Creating International CSV files with Python
You might assume that reading and writing files using the CSV format, being a simple and human-readable implementation, would be relatively pain free. You would be wrong. It turns out that even though there is a standard, many applications out there do not conform, or require their own additions and modifications. Most notable among the outliers is Microsoft Excel, which forces you to do some crazy things if you want to produce CSV files that can be read by any edition of Windows/Office, including international versions.
Yes, you heard me right. Whether you’re running the US or European version of Windows can effect whether you can seemlessly open a CSV file with commas as the delimiter. Apparently some countries prefer their comma delimited text to be delimited with semicolons. More on that later.

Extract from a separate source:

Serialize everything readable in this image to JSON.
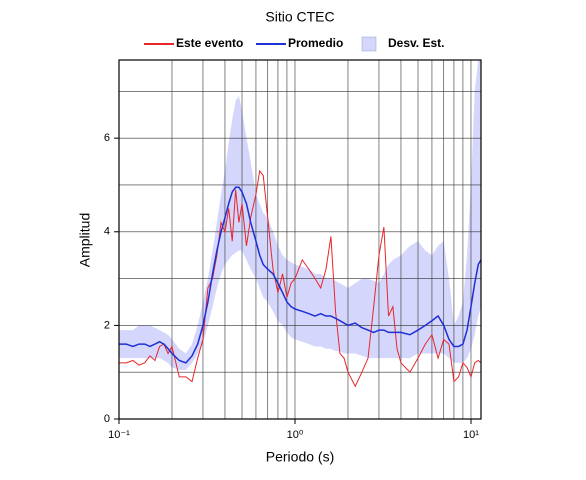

The name “CSV” indicates the use of the comma to separate data fields. Nevertheless, the term “CSV” is widely used to refer a large family of formats, which differ in many ways. For example, many so-called “CSV” files in fact use the tab character instead of comma (such files can be more precisely referred to as “TSV” for tab separated values); some implementations allow or require single or double quotation marks around some or all fields; and some reserve the very first record as a header containing a list of field names. The character set being used is undefined: some applications require a Unicode BOM to enforce Unicode interpretation - Wikipedia
Diacriticly Delicious
The first hurdle when producing international CSV files with Python is the csv
module’s
lack of native unicode support:
The csv module doesn’t directly support reading and writing Unicode, but it is 8-bit-clean save for some problems with ASCII NUL characters. So you can write functions or classes that handle the encoding and decoding for you as long as you avoid encodings like UTF-16 that use NULs. UTF-8 is recommended.
Instead, they suggest that you use a a custom UnicodeWriter
class.
class UnicodeWriter:
"""
A CSV writer which will write rows to CSV file "f",
which is encoded in the given encoding.
"""
def __init__(self, f, dialect=csv.excel, encoding="utf-8", **kwds):
# Redirect output to a queue
self.queue = cStringIO.StringIO()
self.writer = csv.writer(self.queue, dialect=dialect, **kwds)
self.stream = f
self.encoder = codecs.getincrementalencoder(encoding)()
def writerow(self, row):
self.writer.writerow([s.encode("utf-8") for s in row])
# Fetch UTF-8 output from the queue ...
data = self.queue.getvalue()
data = data.decode("utf-8")
# ... and reencode it into the target encoding
data = self.encoder.encode(data)
# write to the target stream
self.stream.write(data)
# empty queue
self.queue.truncate(0)
def writerows(self, rows):
for row in rows:
self.writerow(row)
However, even with this handy class, you will find that Excel 2007, 2010 and 2013 will fail to detect the UTF-8 encoding. I should note that Google Docs and LibreOffice have no problems detecting the encoding. If you’re using earlier versions of Excel, it’s even worse. Excel 97, 2000 and 2003 will simply fail to open the file at all unless you use the import wizard and manually specify the encoding.
Dropping Bombs
For the versions of Excel from the modern era, you need to explicitly denote the encoding using a BOM, or Byte Order Mark.
The byte order mark (BOM) is a Unicode character used to signal the endianness (byte order) of a text file or stream. It is encoded at U+FEFF byte order mark (BOM). BOM use is optional, and, if used, should appear at the start of the text stream. Beyond its specific use as a byte-order indicator, the BOM character may also indicate which of the several Unicode representations the text is encoded in.
Fun. I find that meditating on my own endianness is a very relaxing morning ritual. In any case, it’s fairly simple to write the UTF-8 BOM to the very start of the file:
Note: You need to write the BOM directly to the file buffer, and not via the UnicodeWriter.writer object, otherwise the BOM itself will be encoded as UTF-8, when it needs to be raw bytes.
Separating the Men from the Boys
It turns our that there is another insidious issue with international versions of Windows. There is actually a setting
in Windows Regional and Language
control panel called “List Separator”. In the US version of Windows, the default is a comma (,
). In other locales,
specifically the European version, the default is often a semi-colon (;
).
There are several hack solutions to this. The first is to tell all your European users to change their setting. The second is to save the file as a .txt file, and tell the users to choose “Open with Excel”, which will then run the import wizard and detect the delimiter. The third is to tell them to always use launch the import wizard manually, and not to simply double click on the file to open it.
The fourth, slightly less gross hack
to is put sep=,
as the first line in your csv file, which will signal to Excel that you want to explicitly use commas as
the delimiter.
Note: this line will show up in most spreadsheet applications as the first line of your data. So users may have to manually delete the first two every time they start working with a file.
More Fun
After some more research, it turns out that Mac Excel simply does not support UTF-8 at all. So forget it ever working there.
Also, writing BOTH the BOM and the sep=,
will cause Windows Excel to forget about the BOM
you just specified. So, you basically need to choose whether you want unicode characters to show up correctly, or
whether you want to have the columns separated automatically.